Tejun Heo <tj@xxxxxxxxxx> wrote at Mon, 14 Jul 2014 20:10:10 +0400:
IIRC AMNF has been deprecated for a very long time now. The bit isn't too likely to get reused given that major updates to ATA spec is improbable but I'm still not quite fond of adding handling of a long deprecated flag. Can you please provide a bit more detail? Which device was it?
The hardware is: AMD 6550M-based notebook, WD7500BPVT 2.5" 750G SATA2 hard drive. PCI IDs for the controller are 1022:7801 subsys 1025:059d.
I was using linux-based machine to salvage data from failing hard drive, and found that pure AMNF 0x01 error code generates generic "device error" that is retried several times by SCSI stack instead of "media error" that is passed up to software. That slowed down salvaging a lot, so the patching was done and then everything went smooth.
So I presume AMNF error code is surely not dead yet, and it's better for it to be handled.

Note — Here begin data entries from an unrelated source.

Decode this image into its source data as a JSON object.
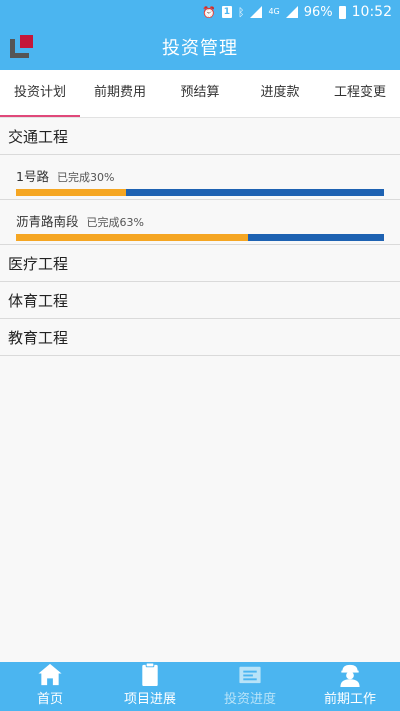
{
  "status_bar": {
    "sim_label": "1",
    "net_label": "4G",
    "battery": "96%",
    "time": "10:52"
  },
  "app_bar": {
    "title": "投资管理"
  },
  "tabs": [
    {
      "label": "投资计划",
      "active": true
    },
    {
      "label": "前期费用",
      "active": false
    },
    {
      "label": "预结算",
      "active": false
    },
    {
      "label": "进度款",
      "active": false
    },
    {
      "label": "工程变更",
      "active": false
    }
  ],
  "categories": {
    "traffic": {
      "label": "交通工程",
      "projects": [
        {
          "name": "1号路",
          "status": "已完成30%",
          "progress": 0.3
        },
        {
          "name": "沥青路南段",
          "status": "已完成63%",
          "progress": 0.63
        }
      ]
    },
    "medical": {
      "label": "医疗工程"
    },
    "sports": {
      "label": "体育工程"
    },
    "education": {
      "label": "教育工程"
    }
  },
  "bottom_nav": [
    {
      "label": "首页",
      "icon": "home-icon",
      "active": false
    },
    {
      "label": "项目进展",
      "icon": "clipboard-icon",
      "active": false
    },
    {
      "label": "投资进度",
      "icon": "document-icon",
      "active": true
    },
    {
      "label": "前期工作",
      "icon": "worker-icon",
      "active": false
    }
  ],
  "colors": {
    "primary": "#4bb5f0",
    "tab_indicator": "#e0487a",
    "progress_done": "#f5a623",
    "progress_remaining": "#1e62b2",
    "nav_active": "#b8e3f8"
  }
}
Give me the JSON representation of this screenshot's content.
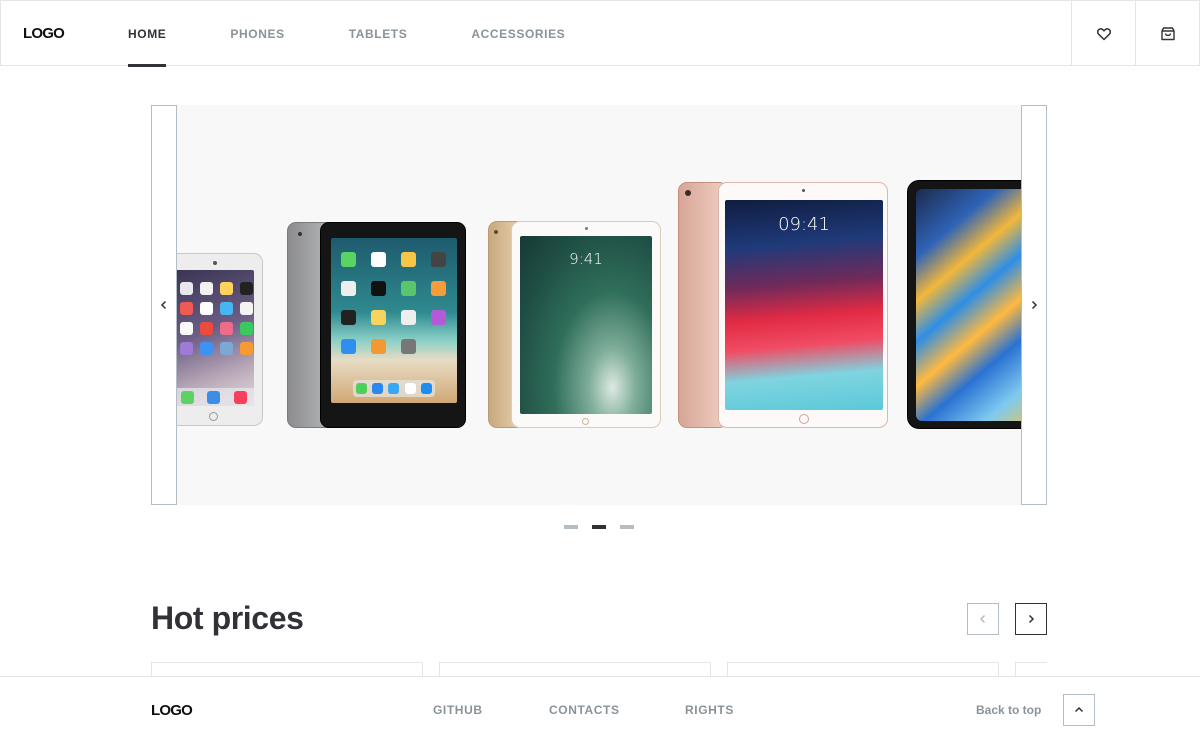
{
  "header": {
    "logo": "LOGO",
    "nav": [
      {
        "label": "HOME",
        "active": true
      },
      {
        "label": "PHONES",
        "active": false
      },
      {
        "label": "TABLETS",
        "active": false
      },
      {
        "label": "ACCESSORIES",
        "active": false
      }
    ],
    "favourites_icon": "heart-icon",
    "cart_icon": "shopping-bag-icon"
  },
  "banner": {
    "prev_icon": "chevron-left-icon",
    "next_icon": "chevron-right-icon",
    "tablets": [
      {
        "model": "ipad-mini",
        "color": "silver"
      },
      {
        "model": "ipad",
        "color": "space-gray"
      },
      {
        "model": "ipad-pro-10.5",
        "color": "gold",
        "time": "9:41"
      },
      {
        "model": "ipad-pro-10.5",
        "color": "rose-gold",
        "time": "09:41"
      },
      {
        "model": "ipad-pro-11",
        "color": "black"
      }
    ],
    "dots": [
      false,
      true,
      false
    ]
  },
  "hot_prices": {
    "title": "Hot prices",
    "prev_icon": "chevron-left-icon",
    "next_icon": "chevron-right-icon"
  },
  "footer": {
    "logo": "LOGO",
    "links": [
      "GITHUB",
      "CONTACTS",
      "RIGHTS"
    ],
    "back_to_top": "Back to top",
    "back_icon": "chevron-up-icon"
  },
  "colors": {
    "primary": "#313237",
    "secondary": "#89939a",
    "border": "#e2e6e9",
    "icons": "#b4bdc3"
  }
}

It is used by modern enough devices, and used properly: drive returned AMNF only when IDs for track cannot be read completely due to dying head or positioning, otherwise it returned UNC(orrectables). Also, there is handling code in libata-scsi.c for 0x01 AMNF error already. Not handling it causes excessive retries that can damage failing drivers further, and wrong generic error code ("device error") reporting.